The Congolese have long been neglected by those in power, doing what they can to get by in one of the world’s least developed countries. But music, religion, dance and even fashion offer both a lifeline and an escape

An energetic pelvis, clad so tight in orange velour that the material rumples at the groin, is jerking forward with fantastic emphasis. An easy frenzy of rhythm and sexual invitation breezes down from the stage. Eleven more pelvic regions – five female, six male – keep up to speed, swizzling and thrusting to the uptempo drum beat.

“Dance in Congo is characterised by two aspects: the spirit of combat and the sex act,” Felix Wazekwa, legendary Congolese singer-showman and choreographer of the orange-hued routine, had told me earlier in the day.
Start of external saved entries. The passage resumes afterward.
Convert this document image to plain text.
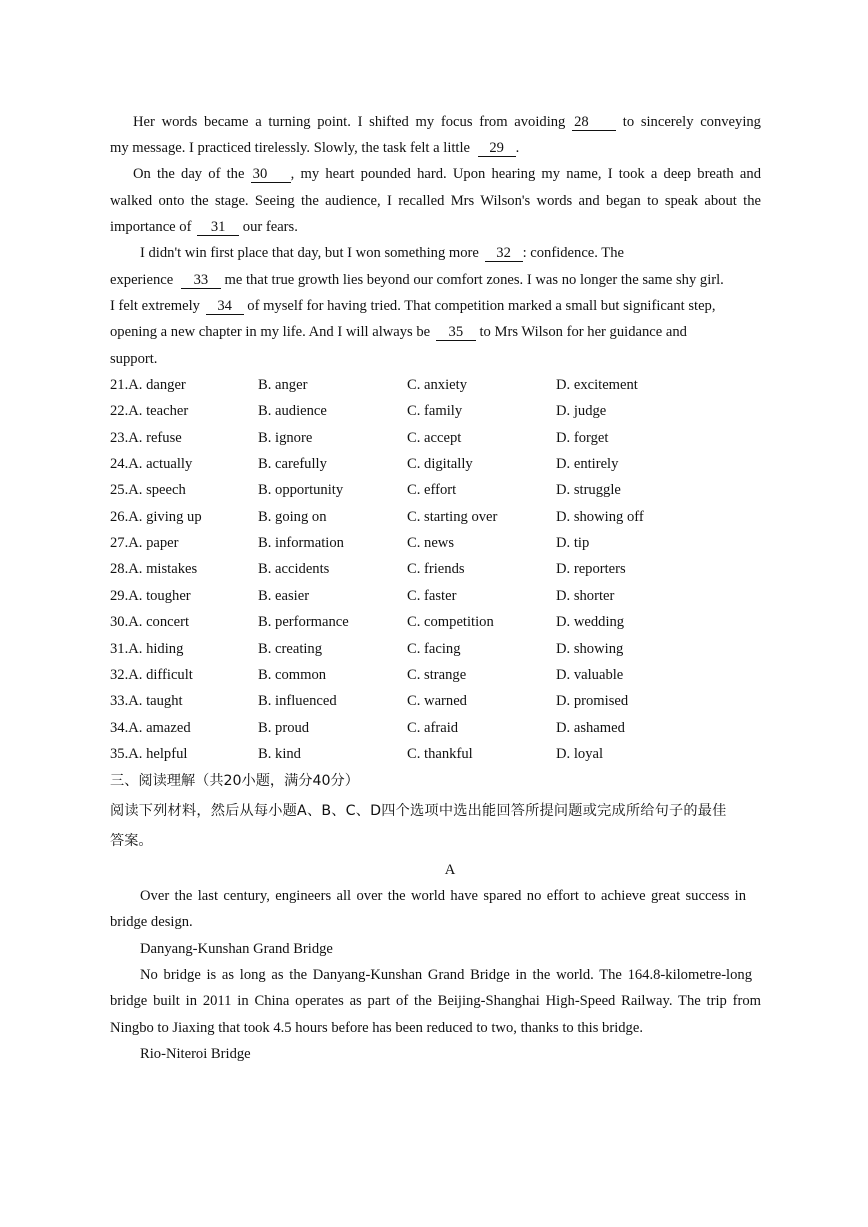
Her words became a turning point. I shifted my focus from avoiding 28 to sincerely conveying
my message. I practiced tirelessly. Slowly, the task felt a little 29 .
On the day of the 30 , my heart pounded hard. Upon hearing my name, I took a deep breath and
walked onto the stage. Seeing the audience, I recalled Mrs Wilson's words and began to speak about the
importance of 31 our fears.
I didn't win first place that day, but I won something more 32 : confidence. The
experience 33 me that true growth lies beyond our comfort zones. I was no longer the same shy girl.
I felt extremely 34 of myself for having tried. That competition marked a small but significant step,
opening a new chapter in my life. And I will always be 35 to Mrs Wilson for her guidance and
support.
21.A. danger	B. anger	C. anxiety	D. excitement
22.A. teacher	B. audience	C. family	D. judge
23.A. refuse	B. ignore	C. accept	D. forget
24.A. actually	B. carefully	C. digitally	D. entirely
25.A. speech	B. opportunity	C. effort	D. struggle
26.A. giving up	B. going on	C. starting over	D. showing off
27.A. paper	B. information	C. news	D. tip
28.A. mistakes	B. accidents	C. friends	D. reporters
29.A. tougher	B. easier	C. faster	D. shorter
30.A. concert	B. performance	C. competition	D. wedding
31.A. hiding	B. creating	C. facing	D. showing
32.A. difficult	B. common	C. strange	D. valuable
33.A. taught	B. influenced	C. warned	D. promised
34.A. amazed	B. proud	C. afraid	D. ashamed
35.A. helpful	B. kind	C. thankful	D. loyal
三、阅读理解（共20小题，满分40分）
阅读下列材料，然后从每小题A、B、C、D四个选项中选出能回答所提问题或完成所给句子的最佳
答案。
A
Over the last century, engineers all over the world have spared no effort to achieve great success in
bridge design.
Danyang-Kunshan Grand Bridge
No bridge is as long as the Danyang-Kunshan Grand Bridge in the world. The 164.8-kilometre-long
bridge built in 2011 in China operates as part of the Beijing-Shanghai High-Speed Railway. The trip from
Ningbo to Jiaxing that took 4.5 hours before has been reduced to two, thanks to this bridge.
Rio-Niteroi Bridge
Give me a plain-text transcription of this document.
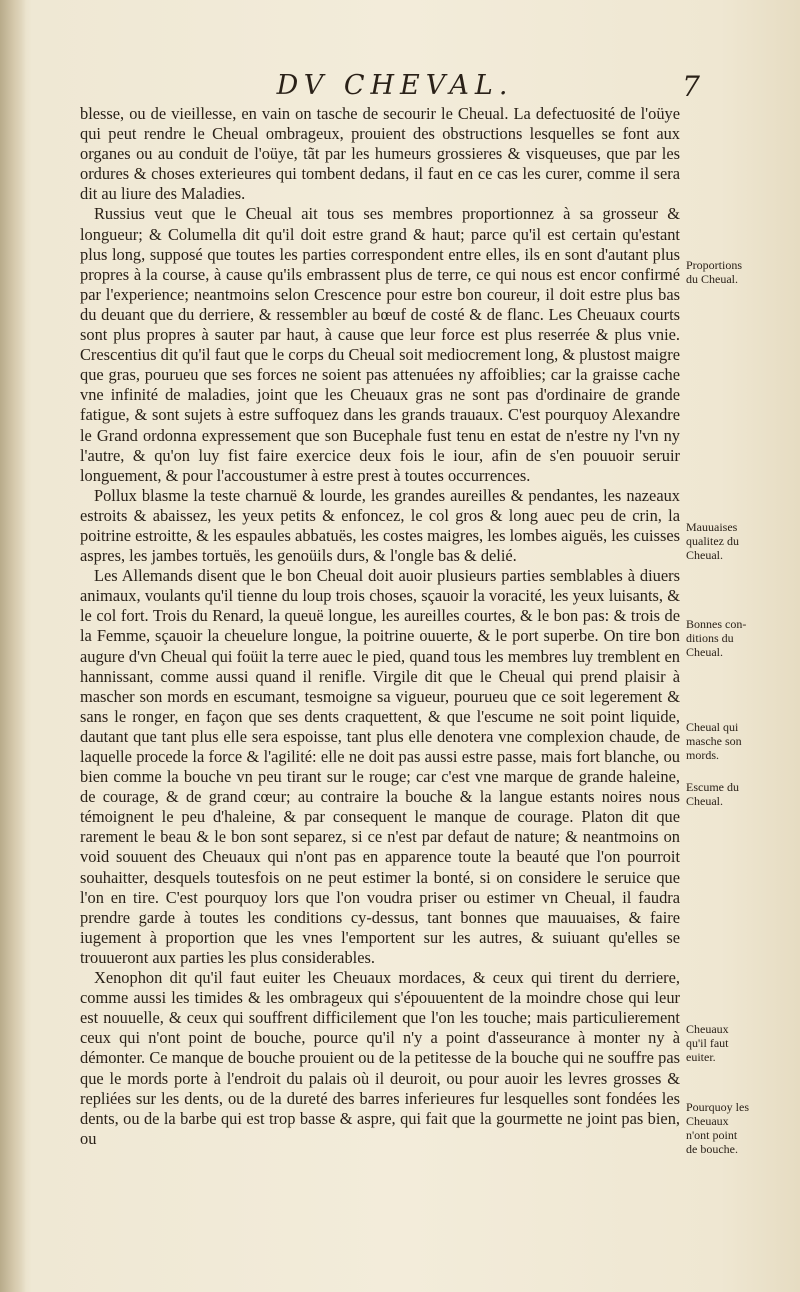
DV CHEVAL.	7

blesse, ou de vieillesse, en vain on tasche de secourir le Cheual. La defectuosité de l'oüye qui peut rendre le Cheual ombrageux, prouient des obstructions lesquelles se font aux organes ou au conduit de l'oüye, tãt par les humeurs grossieres & visqueuses, que par les ordures & choses exterieures qui tombent dedans, il faut en ce cas les curer, comme il sera dit au liure des Maladies.

Russius veut que le Cheual ait tous ses membres proportionnez à sa grosseur & longueur; & Columella dit qu'il doit estre grand & haut; parce qu'il est certain qu'estant plus long, supposé que toutes les parties correspondent entre elles, ils en sont d'autant plus propres à la course, à cause qu'ils embrassent plus de terre, ce qui nous est encor confirmé par l'experience; neantmoins selon Crescence pour estre bon coureur, il doit estre plus bas du deuant que du derriere, & ressembler au bœuf de costé & de flanc. Les Cheuaux courts sont plus propres à sauter par haut, à cause que leur force est plus reserrée & plus vnie. Crescentius dit qu'il faut que le corps du Cheual soit mediocrement long, & plustost maigre que gras, pourueu que ses forces ne soient pas attenuées ny affoiblies; car la graisse cache vne infinité de maladies, joint que les Cheuaux gras ne sont pas d'ordinaire de grande fatigue, & sont sujets à estre suffoquez dans les grands trauaux. C'est pourquoy Alexandre le Grand ordonna expressement que son Bucephale fust tenu en estat de n'estre ny l'vn ny l'autre, & qu'on luy fist faire exercice deux fois le iour, afin de s'en pouuoir seruir longuement, & pour l'accoustumer à estre prest à toutes occurrences.

Pollux blasme la teste charnuë & lourde, les grandes aureilles & pendantes, les nazeaux estroits & abaissez, les yeux petits & enfoncez, le col gros & long auec peu de crin, la poitrine estroitte, & les espaules abbatuës, les costes maigres, les lombes aiguës, les cuisses aspres, les jambes tortuës, les genoüils durs, & l'ongle bas & delié.

Les Allemands disent que le bon Cheual doit auoir plusieurs parties semblables à diuers animaux, voulants qu'il tienne du loup trois choses, sçauoir la voracité, les yeux luisants, & le col fort. Trois du Renard, la queuë longue, les aureilles courtes, & le bon pas: & trois de la Femme, sçauoir la cheuelure longue, la poitrine ouuerte, & le port superbe. On tire bon augure d'vn Cheual qui foüit la terre auec le pied, quand tous les membres luy tremblent en hannissant, comme aussi quand il renifle. Virgile dit que le Cheual qui prend plaisir à mascher son mords en escumant, tesmoigne sa vigueur, pourueu que ce soit legerement & sans le ronger, en façon que ses dents craquettent, & que l'escume ne soit point liquide, dautant que tant plus elle sera espoisse, tant plus elle denotera vne complexion chaude, de laquelle procede la force & l'agilité: elle ne doit pas aussi estre passe, mais fort blanche, ou bien comme la bouche vn peu tirant sur le rouge; car c'est vne marque de grande haleine, de courage, & de grand cœur; au contraire la bouche & la langue estants noires nous témoignent le peu d'haleine, & par consequent le manque de courage. Platon dit que rarement le beau & le bon sont separez, si ce n'est par defaut de nature; & neantmoins on void souuent des Cheuaux qui n'ont pas en apparence toute la beauté que l'on pourroit souhaitter, desquels toutesfois on ne peut estimer la bonté, si on considere le seruice que l'on en tire. C'est pourquoy lors que l'on voudra priser ou estimer vn Cheual, il faudra prendre garde à toutes les conditions cy-dessus, tant bonnes que mauuaises, & faire iugement à proportion que les vnes l'emportent sur les autres, & suiuant qu'elles se trouueront aux parties les plus considerables.

Xenophon dit qu'il faut euiter les Cheuaux mordaces, & ceux qui tirent du derriere, comme aussi les timides & les ombrageux qui s'épouuentent de la moindre chose qui leur est nouuelle, & ceux qui souffrent difficilement que l'on les touche; mais particulierement ceux qui n'ont point de bouche, pource qu'il n'y a point d'asseurance à monter ny à démonter. Ce manque de bouche prouient ou de la petitesse de la bouche qui ne souffre pas que le mords porte à l'endroit du palais où il deuroit, ou pour auoir les levres grosses & repliées sur les dents, ou de la dureté des barres inferieures fur lesquelles sont fondées les dents, ou de la barbe qui est trop basse & aspre, qui fait que la gourmette ne joint pas bien, ou

Proportions
du Cheual.
Mauuaises
qualitez du
Cheual.
Bonnes con-
ditions du
Cheual.
Cheual qui
masche son
mords.
Escume du
Cheual.
Cheuaux
qu'il faut
euiter.
Pourquoy les
Cheuaux
n'ont point
de bouche.
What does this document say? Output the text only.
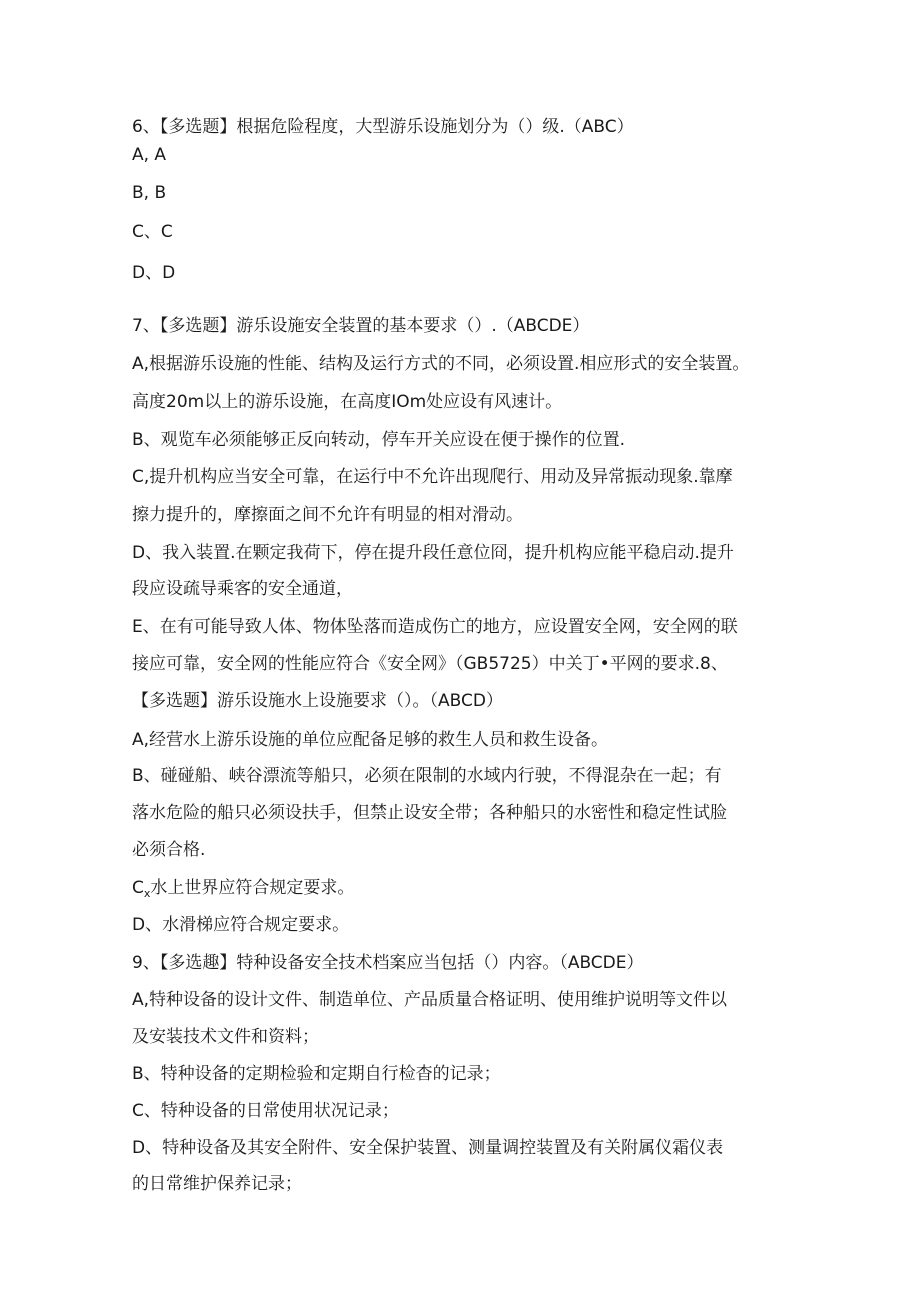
6、【多选题】根据危险程度，大型游乐设施划分为（）级.（ABC）
A, A
B, B
C、C
D、D
7、【多选题】游乐设施安全装置的基本要求（）.（ABCDE）
A,根据游乐设施的性能、结构及运行方式的不同，必须设置.相应形式的安全装置。
高度20m以上的游乐设施，在高度IOm处应设有风速计。
B、观览车必须能够正反向转动，停车开关应设在便于操作的位置.
C,提升机构应当安全可靠，在运行中不允许出现爬行、用动及异常振动现象.靠摩
擦力提升的，摩擦面之间不允许有明显的相对滑动。
D、我入装置.在颗定我荷下，停在提升段任意位冏，提升机构应能平稳启动.提升
段应设疏导乘客的安全通道，
E、在有可能导致人体、物体坠落而造成伤亡的地方，应设置安全网，安全网的联
接应可靠，安全网的性能应符合《安全网》（GB5725）中关丁•平网的要求.8、
【多选题】游乐设施水上设施要求（）。（ABCD）
A,经营水上游乐设施的单位应配备足够的救生人员和救生设备。
B、碰碰船、峡谷漂流等船只，必须在限制的水域内行驶，不得混杂在一起；有
落水危险的船只必须设扶手，但禁止设安全带；各种船只的水密性和稳定性试脸
必须合格.
$C_x$水上世界应符合规定要求。
D、水滑梯应符合规定要求。
9、【多选趣】特种设备安全技术档案应当包括（）内容。（ABCDE）
A,特种设备的设计文件、制造单位、产品质量合格证明、使用维护说明等文件以
及安装技术文件和资料；
B、特种设备的定期检验和定期自行检杳的记录；
C、特种设备的日常使用状况记录；
D、特种设备及其安全附件、安全保护装置、测量调控装置及有关附属仪霜仪表
的日常维护保养记录；
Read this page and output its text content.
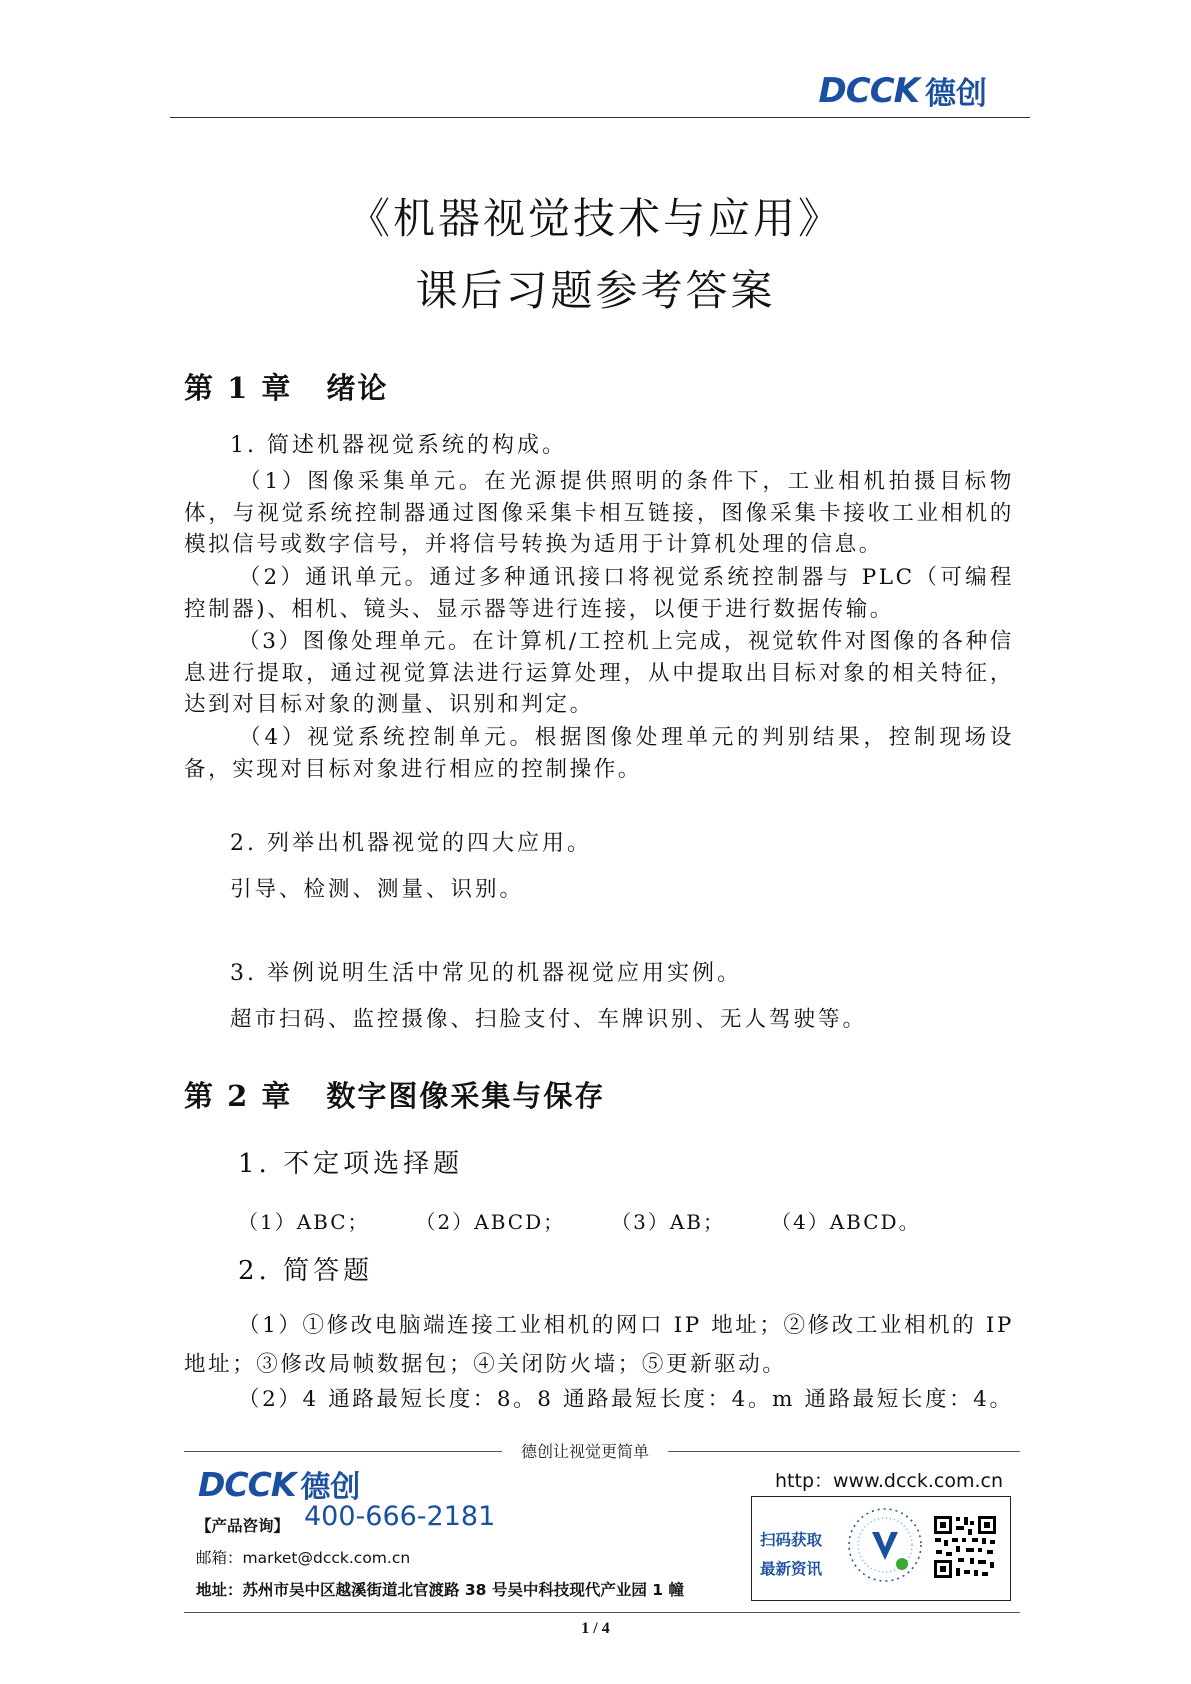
DCCK 德创
《机器视觉技术与应用》
课后习题参考答案
第 1 章 绪论
1. 简述机器视觉系统的构成。
（1）图像采集单元。在光源提供照明的条件下，工业相机拍摄目标物体，与视觉系统控制器通过图像采集卡相互链接，图像采集卡接收工业相机的模拟信号或数字信号，并将信号转换为适用于计算机处理的信息。
（2）通讯单元。通过多种通讯接口将视觉系统控制器与 PLC（可编程控制器)、相机、镜头、显示器等进行连接，以便于进行数据传输。
（3）图像处理单元。在计算机/工控机上完成，视觉软件对图像的各种信息进行提取，通过视觉算法进行运算处理，从中提取出目标对象的相关特征，达到对目标对象的测量、识别和判定。
（4）视觉系统控制单元。根据图像处理单元的判别结果，控制现场设备，实现对目标对象进行相应的控制操作。
2. 列举出机器视觉的四大应用。
引导、检测、测量、识别。
3. 举例说明生活中常见的机器视觉应用实例。
超市扫码、监控摄像、扫脸支付、车牌识别、无人驾驶等。
第 2 章 数字图像采集与保存
1. 不定项选择题
（1）ABC； （2）ABCD； （3）AB； （4）ABCD。
2. 简答题
（1）①修改电脑端连接工业相机的网口 IP 地址；②修改工业相机的 IP 地址；③修改局帧数据包；④关闭防火墙；⑤更新驱动。
（2）4 通路最短长度：8。8 通路最短长度：4。m 通路最短长度：4。
德创让视觉更简单
DCCK 德创
【产品咨询】 400-666-2181
邮箱：market@dcck.com.cn
地址：苏州市吴中区越溪街道北官渡路 38 号吴中科技现代产业园 1 幢
http：www.dcck.com.cn
扫码获取
最新资讯
1 / 4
The signature move – long familiar to local audiences who watch from behind sunglasses after dark – is the climax of a rehearsal at Gillette d’Or (Golden Razor), one of Kinshasa’s lesser-known open-air music bars. But it might also be the reason that Congo hasn’t had a successful revolution yet.

In this vast, impoverished country, social life is an absorbing anaesthetic. When I first lived in Kinshasa in 2010 I gulped it down. I have since wondered whether hedonism acts as a cultural opium of the people here. I have come back to try to find out.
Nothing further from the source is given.